Como José Afonso, até 1977, escreveu poucos poemas sobre a cidade, escolheu o poema “Cidade” de Ary dos Santos, sobre a asfixia da vida na cidade e que é também uma alegoria de Portugal dos anos 60-70.
José Afonso canta sobretudo a mulher na cidade, nos bairros populares de Lisboa e de Lourenço Marques.
Em “As noivas de bilros” ( texto não musicado, Textos e Canções, pp. 158-159) apresenta com muito humor todo o trabalho artesanal de preparação para a festa de casamento, na manhã de Santo António, na Sé de Lisboa, para onde as noivas irão de burro.
“Vai, Maria, vai” (Contos Velhos Rumos Novos) mostra o reverso da escravatura em Moçambique, pois há uma criada que recusa fazer todo o trabalho para um patroa que não quer fazer nenhum trabalho, tentando em vão obrigar a criada a fazer tudo.
O tema da prostituição é desenvolvido, conciliando algo da estética neo-realista com a própria estética da palavra e da música de José Afonso, no poema “Avenida de Angola” (Traz outro amigo também) e num passo de “No Lago do Breu”. José Afonso mostra as contradições desta forma de vida, sem a julgar nem a desprezar.

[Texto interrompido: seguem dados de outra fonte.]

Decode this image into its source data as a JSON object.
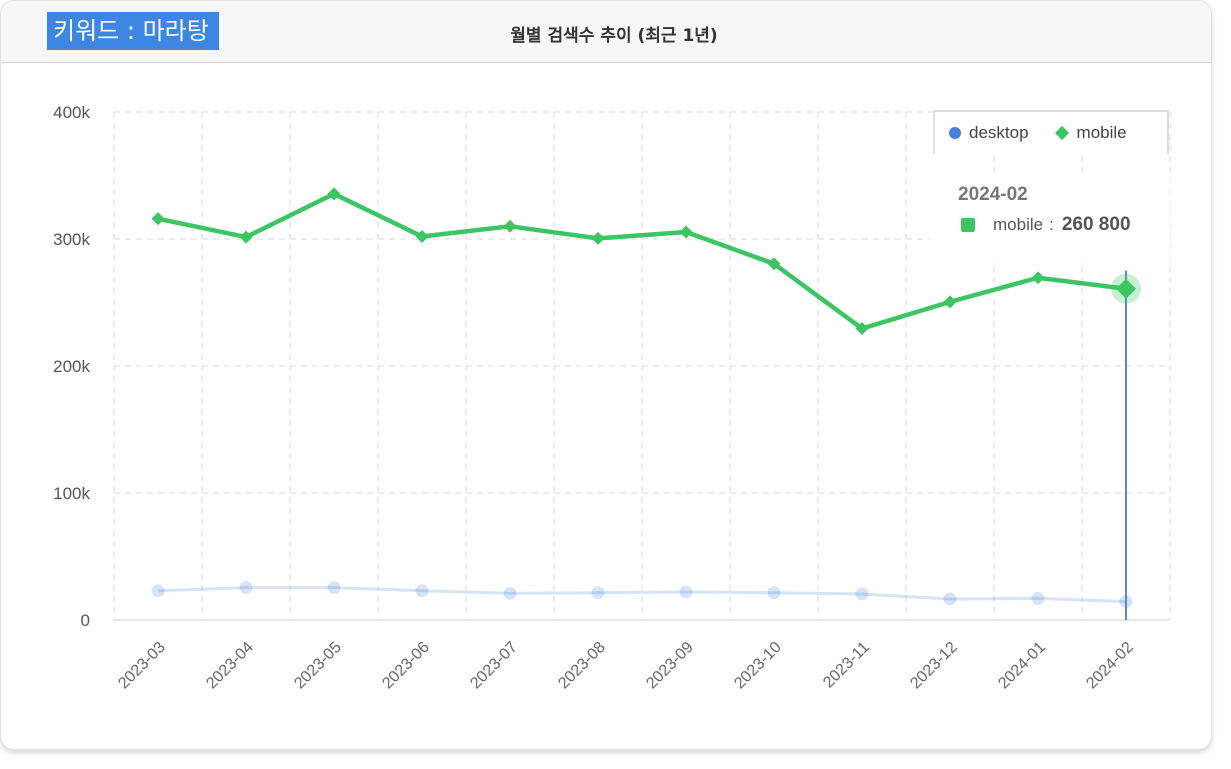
{
  "header": {
    "keyword_badge": "키워드 : 마라탕",
    "title": "월별 검색수 추이 (최근 1년)"
  },
  "chart_data": {
    "type": "line",
    "title": "월별 검색수 추이 (최근 1년)",
    "xlabel": "",
    "ylabel": "",
    "categories": [
      "2023-03",
      "2023-04",
      "2023-05",
      "2023-06",
      "2023-07",
      "2023-08",
      "2023-09",
      "2023-10",
      "2023-11",
      "2023-12",
      "2024-01",
      "2024-02"
    ],
    "series": [
      {
        "name": "desktop",
        "color": "#4a7fd6",
        "marker": "circle",
        "dimmed": true,
        "values": [
          23000,
          25500,
          25500,
          23000,
          21000,
          21500,
          22000,
          21500,
          20500,
          16500,
          17000,
          14500
        ]
      },
      {
        "name": "mobile",
        "color": "#3cc562",
        "marker": "diamond",
        "values": [
          316000,
          301500,
          335500,
          302000,
          310000,
          300500,
          305500,
          280500,
          229500,
          250500,
          269500,
          260800
        ]
      }
    ],
    "ylim": [
      0,
      400000
    ],
    "yticks": [
      0,
      100000,
      200000,
      300000,
      400000
    ],
    "ytick_labels": [
      "0",
      "100k",
      "200k",
      "300k",
      "400k"
    ],
    "grid": true,
    "legend_position": "top-right",
    "highlight_index": 11
  },
  "tooltip": {
    "date": "2024-02",
    "series": "mobile",
    "separator": ":",
    "value": "260 800"
  }
}
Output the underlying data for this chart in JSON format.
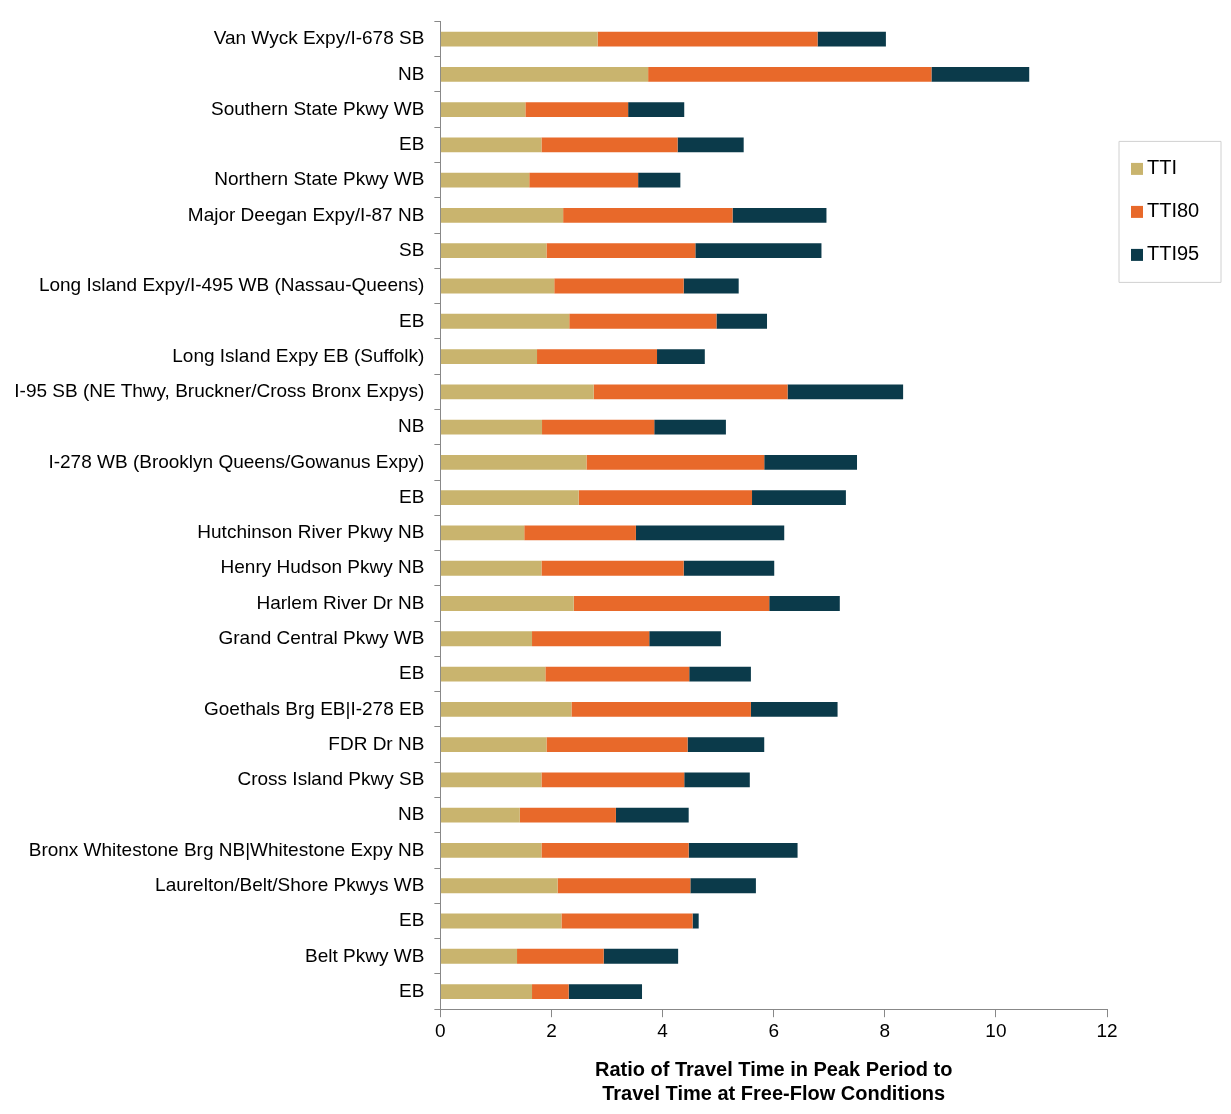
{
  "chart_data": {
    "type": "bar",
    "orientation": "horizontal",
    "stacked": true,
    "xlabel": "Ratio of Travel Time in Peak Period to\nTravel Time at Free-Flow Conditions",
    "categories": [
      "Van Wyck Expy/I-678 SB",
      "NB",
      "Southern State Pkwy WB",
      "EB",
      "Northern State Pkwy WB",
      "Major Deegan Expy/I-87 NB",
      "SB",
      "Long Island Expy/I-495 WB (Nassau-Queens)",
      "EB",
      "Long Island Expy EB (Suffolk)",
      "I-95 SB (NE Thwy, Bruckner/Cross Bronx Expys)",
      "NB",
      "I-278 WB (Brooklyn Queens/Gowanus Expy)",
      "EB",
      "Hutchinson River Pkwy NB",
      "Henry Hudson Pkwy NB",
      "Harlem River Dr NB",
      "Grand Central Pkwy WB",
      "EB",
      "Goethals Brg EB|I-278 EB",
      "FDR Dr NB",
      "Cross Island Pkwy SB",
      "NB",
      "Bronx Whitestone Brg NB|Whitestone Expy NB",
      "Laurelton/Belt/Shore Pkwys WB",
      "EB",
      "Belt Pkwy WB",
      "EB"
    ],
    "series": [
      {
        "name": "TTI",
        "color": "#c9b46e",
        "values": [
          2.83,
          3.74,
          1.53,
          1.82,
          1.6,
          2.21,
          1.91,
          2.05,
          2.32,
          1.74,
          2.76,
          1.83,
          2.63,
          2.49,
          1.51,
          1.82,
          2.4,
          1.65,
          1.89,
          2.36,
          1.91,
          1.82,
          1.43,
          1.82,
          2.11,
          2.18,
          1.38,
          1.65
        ]
      },
      {
        "name": "TTI80",
        "color": "#e8692a",
        "values": [
          3.96,
          5.1,
          1.85,
          2.45,
          1.96,
          3.05,
          2.68,
          2.33,
          2.65,
          2.16,
          3.49,
          2.02,
          3.2,
          3.12,
          2.01,
          2.56,
          3.52,
          2.11,
          2.59,
          3.23,
          2.54,
          2.57,
          1.73,
          2.65,
          2.39,
          2.36,
          1.56,
          0.66
        ]
      },
      {
        "name": "TTI95",
        "color": "#0b3a4a",
        "values": [
          1.23,
          1.76,
          1.01,
          1.19,
          0.76,
          1.69,
          2.27,
          0.99,
          0.91,
          0.86,
          2.08,
          1.29,
          1.67,
          1.69,
          2.67,
          1.63,
          1.27,
          1.29,
          1.11,
          1.56,
          1.38,
          1.18,
          1.31,
          1.96,
          1.18,
          0.11,
          1.34,
          1.32
        ]
      }
    ],
    "xlim": [
      0,
      12
    ],
    "xticks": [
      0,
      2,
      4,
      6,
      8,
      10,
      12
    ],
    "grid": false,
    "legend": "right"
  }
}
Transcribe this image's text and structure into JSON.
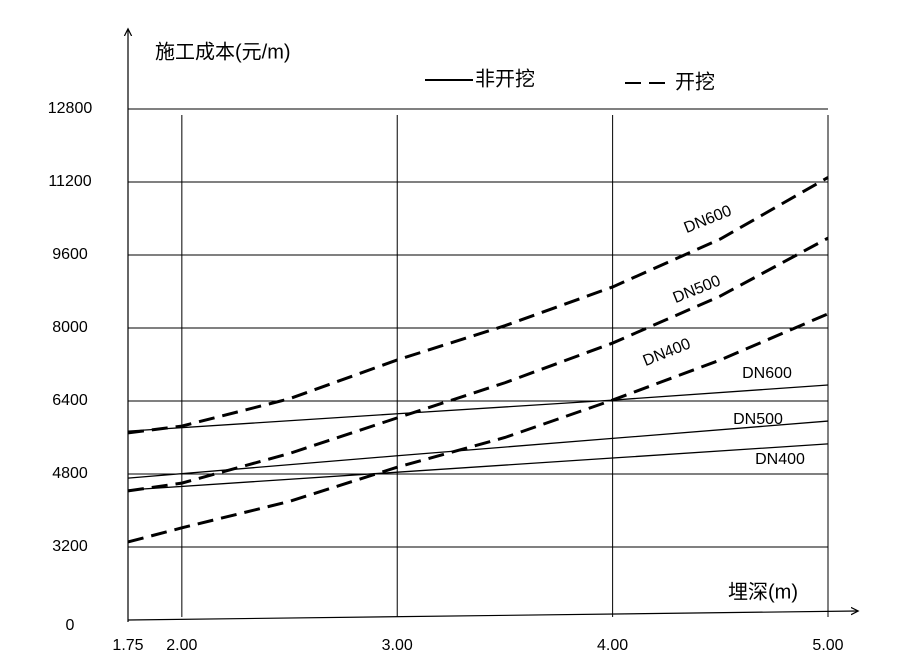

Em “Avenida de Angola”, a impersonalidade das “meninas feitas da mesma maneira” contrasta com a escolha de nomes –“Ana, Serafina e Mariana mais pura”. O drama da possível perdição espiritual das prostitutas – “meninas perdidas” – opõe à possível inocência que lembra o tratamento que Fellini deu à protagonista de “Noites de Cabíria”. José Afonso metaforiza as prostitutas em “pombas” e “columbinas”, pela sua deambulação e por uma certa pureza de intenções que nelas possa existir.